Was also dann? Dass Car- und E-Scooter-Sharing den Stau nicht auflösen, zeigt die Erfahrung. Elektrische Lufttaxis werden's wohl auch nicht richten, auch wenn die ersten Tests der neuen Fluggeräte vielversprechend sind. Denn billig und massentauglich werden sie sicher nicht werden. Der seit Jahren zunehmende Radverkehr ist zwar höchst erfreulich und zusammen mit dem Zu-Fuß-Gehen am umweltfreundlichsten. Aber auch das Rad ist kein Allheilmittel.

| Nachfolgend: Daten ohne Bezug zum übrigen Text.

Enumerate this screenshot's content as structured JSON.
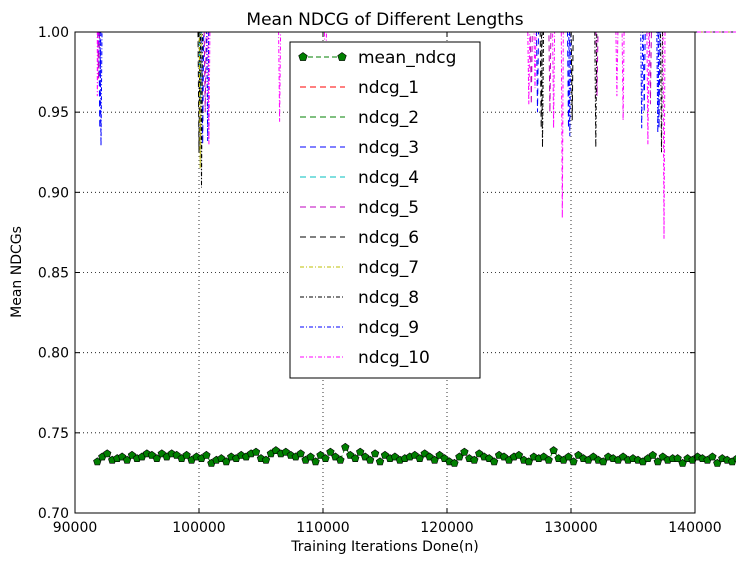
{
  "chart_data": {
    "type": "line",
    "title": "Mean NDCG of Different Lengths",
    "xlabel": "Training Iterations Done(n)",
    "ylabel": "Mean NDCGs",
    "xlim": [
      90000,
      140000
    ],
    "ylim": [
      0.7,
      1.0
    ],
    "x_ticks": [
      90000,
      100000,
      110000,
      120000,
      130000,
      140000
    ],
    "x_tick_labels": [
      "90000",
      "100000",
      "110000",
      "120000",
      "130000",
      "140000"
    ],
    "y_ticks": [
      0.7,
      0.75,
      0.8,
      0.85,
      0.9,
      0.95,
      1.0
    ],
    "y_tick_labels": [
      "0.70",
      "0.75",
      "0.80",
      "0.85",
      "0.90",
      "0.95",
      "1.00"
    ],
    "grid": true,
    "legend_position": "upper-center",
    "mean_ndcg": {
      "name": "mean_ndcg",
      "color": "#007f00",
      "x_start": 91800,
      "x_step": 400,
      "values": [
        0.732,
        0.735,
        0.737,
        0.733,
        0.734,
        0.735,
        0.733,
        0.736,
        0.734,
        0.735,
        0.737,
        0.736,
        0.734,
        0.737,
        0.735,
        0.737,
        0.736,
        0.734,
        0.736,
        0.733,
        0.735,
        0.734,
        0.736,
        0.731,
        0.733,
        0.734,
        0.732,
        0.735,
        0.734,
        0.736,
        0.735,
        0.737,
        0.738,
        0.734,
        0.733,
        0.737,
        0.739,
        0.737,
        0.738,
        0.736,
        0.735,
        0.737,
        0.733,
        0.735,
        0.732,
        0.736,
        0.734,
        0.738,
        0.735,
        0.733,
        0.741,
        0.736,
        0.734,
        0.738,
        0.735,
        0.733,
        0.737,
        0.732,
        0.736,
        0.734,
        0.735,
        0.733,
        0.734,
        0.735,
        0.736,
        0.734,
        0.737,
        0.735,
        0.733,
        0.736,
        0.734,
        0.732,
        0.731,
        0.735,
        0.738,
        0.734,
        0.733,
        0.737,
        0.735,
        0.734,
        0.732,
        0.736,
        0.735,
        0.733,
        0.735,
        0.736,
        0.733,
        0.732,
        0.735,
        0.734,
        0.735,
        0.733,
        0.739,
        0.734,
        0.733,
        0.735,
        0.732,
        0.736,
        0.734,
        0.733,
        0.735,
        0.733,
        0.732,
        0.735,
        0.734,
        0.733,
        0.735,
        0.733,
        0.734,
        0.733,
        0.732,
        0.734,
        0.736,
        0.732,
        0.735,
        0.733,
        0.734,
        0.734,
        0.731,
        0.734,
        0.733,
        0.735,
        0.734,
        0.733,
        0.735,
        0.731,
        0.734,
        0.733,
        0.732,
        0.734,
        0.733,
        0.734,
        0.732,
        0.733,
        0.731,
        0.734,
        0.733,
        0.735,
        0.732,
        0.733,
        0.735,
        0.732,
        0.734,
        0.726,
        0.731,
        0.734,
        0.735,
        0.733,
        0.732,
        0.734,
        0.735,
        0.733,
        0.732,
        0.734,
        0.733,
        0.731,
        0.734,
        0.732,
        0.733,
        0.734,
        0.731,
        0.733,
        0.729,
        0.73,
        0.731,
        0.73,
        0.736,
        0.732,
        0.731,
        0.733,
        0.734,
        0.731,
        0.732,
        0.73,
        0.733,
        0.731,
        0.73,
        0.732,
        0.731,
        0.733,
        0.73,
        0.732,
        0.733,
        0.731,
        0.733,
        0.732,
        0.731,
        0.73,
        0.732,
        0.733,
        0.731,
        0.73,
        0.732,
        0.73,
        0.731,
        0.729,
        0.731,
        0.733,
        0.731,
        0.729,
        0.735,
        0.731,
        0.732,
        0.729
      ]
    },
    "series": [
      {
        "name": "ndcg_1",
        "color": "#ff0000",
        "dash": "dashed",
        "dips": []
      },
      {
        "name": "ndcg_2",
        "color": "#008000",
        "dash": "dashed",
        "dips": []
      },
      {
        "name": "ndcg_3",
        "color": "#0000ff",
        "dash": "dashed",
        "dips": [
          [
            92000,
            0.94
          ],
          [
            100300,
            0.93
          ],
          [
            127300,
            0.95
          ],
          [
            129800,
            0.94
          ],
          [
            135900,
            0.95
          ],
          [
            137100,
            0.94
          ]
        ]
      },
      {
        "name": "ndcg_4",
        "color": "#00bfbf",
        "dash": "dashed",
        "dips": [
          [
            100100,
            0.955
          ]
        ]
      },
      {
        "name": "ndcg_5",
        "color": "#bf00bf",
        "dash": "dashed",
        "dips": [
          [
            91900,
            0.97
          ],
          [
            100500,
            0.95
          ],
          [
            126800,
            0.955
          ],
          [
            128300,
            0.95
          ],
          [
            132100,
            0.96
          ],
          [
            136400,
            0.955
          ]
        ]
      },
      {
        "name": "ndcg_6",
        "color": "#000000",
        "dash": "dashed",
        "dips": [
          [
            100000,
            0.925
          ],
          [
            127600,
            0.94
          ],
          [
            130100,
            0.945
          ]
        ]
      },
      {
        "name": "ndcg_7",
        "color": "#bfbf00",
        "dash": "dashdot",
        "dips": [
          [
            100100,
            0.915
          ]
        ]
      },
      {
        "name": "ndcg_8",
        "color": "#000000",
        "dash": "dashdot",
        "dips": [
          [
            100200,
            0.903
          ],
          [
            127700,
            0.928
          ],
          [
            132000,
            0.928
          ],
          [
            137300,
            0.925
          ]
        ]
      },
      {
        "name": "ndcg_9",
        "color": "#0000ff",
        "dash": "dashdot",
        "dips": [
          [
            92100,
            0.929
          ],
          [
            100700,
            0.932
          ],
          [
            129900,
            0.935
          ],
          [
            135700,
            0.94
          ],
          [
            137000,
            0.937
          ]
        ]
      },
      {
        "name": "ndcg_10",
        "color": "#ff00ff",
        "dash": "dashdot",
        "dips": [
          [
            91800,
            0.96
          ],
          [
            100800,
            0.93
          ],
          [
            106500,
            0.944
          ],
          [
            110200,
            0.97
          ],
          [
            126600,
            0.955
          ],
          [
            127100,
            0.965
          ],
          [
            128600,
            0.94
          ],
          [
            129300,
            0.884
          ],
          [
            133700,
            0.96
          ],
          [
            134200,
            0.945
          ],
          [
            136200,
            0.93
          ],
          [
            137500,
            0.871
          ]
        ]
      }
    ]
  }
}
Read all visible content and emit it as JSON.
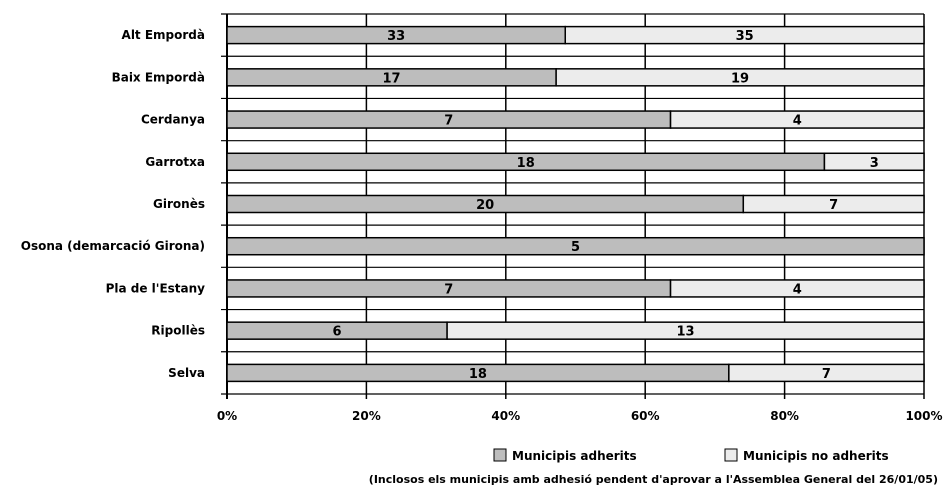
{
  "chart_data": {
    "type": "bar",
    "orientation": "horizontal",
    "stacked": "percent",
    "categories": [
      "Alt Empordà",
      "Baix Empordà",
      "Cerdanya",
      "Garrotxa",
      "Gironès",
      "Osona (demarcació Girona)",
      "Pla de l'Estany",
      "Ripollès",
      "Selva"
    ],
    "series": [
      {
        "name": "Municipis adherits",
        "values": [
          33,
          17,
          7,
          18,
          20,
          5,
          7,
          6,
          18
        ],
        "color": "#bdbdbd"
      },
      {
        "name": "Municipis no adherits",
        "values": [
          35,
          19,
          4,
          3,
          7,
          0,
          4,
          13,
          7
        ],
        "color": "#ececec"
      }
    ],
    "x_ticks": [
      "0%",
      "20%",
      "40%",
      "60%",
      "80%",
      "100%"
    ],
    "xlim": [
      0,
      100
    ],
    "grid": true,
    "legend": "bottom-right",
    "note": "(Inclosos els municipis amb adhesió pendent d'aprovar a l'Assemblea General del 26/01/05)"
  }
}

19 Prozent setzen immer noch aufs Auto

60 Millionen Kilometer Strecke legen alle Münchner zusammen jeden Tag zurück. Das hat die Studie "Mobilität in Deutschland" ergeben, die kommenden Mittwoch im Stadtrat diskutiert werden soll. Für nur fünf Prozent dieser "Personenkilometer" ist das Fahrrad das Verkehrsmittel der Wahl. 19 Prozent setzen immer noch aufs Auto oder Motorrad, 18 Prozent bevorzugen den öffentlichen Nahverkehr. Fahrradwege flächendeckend gut auszubauen, wie es die Münchner dieses Jahr per Volksbegehren dekretiert haben und wie er der Stadtrat als Ziel übernommen hat, reicht alleine also nicht. Wenn der Verkehr wirklich umweltgerechter werden soll, wird es darauf ankommen, vor allem den öffentlichen Nahverkehr weiter zu verbessern.

Dass das in München etwas länger dauern kann, zeigt sich gerade.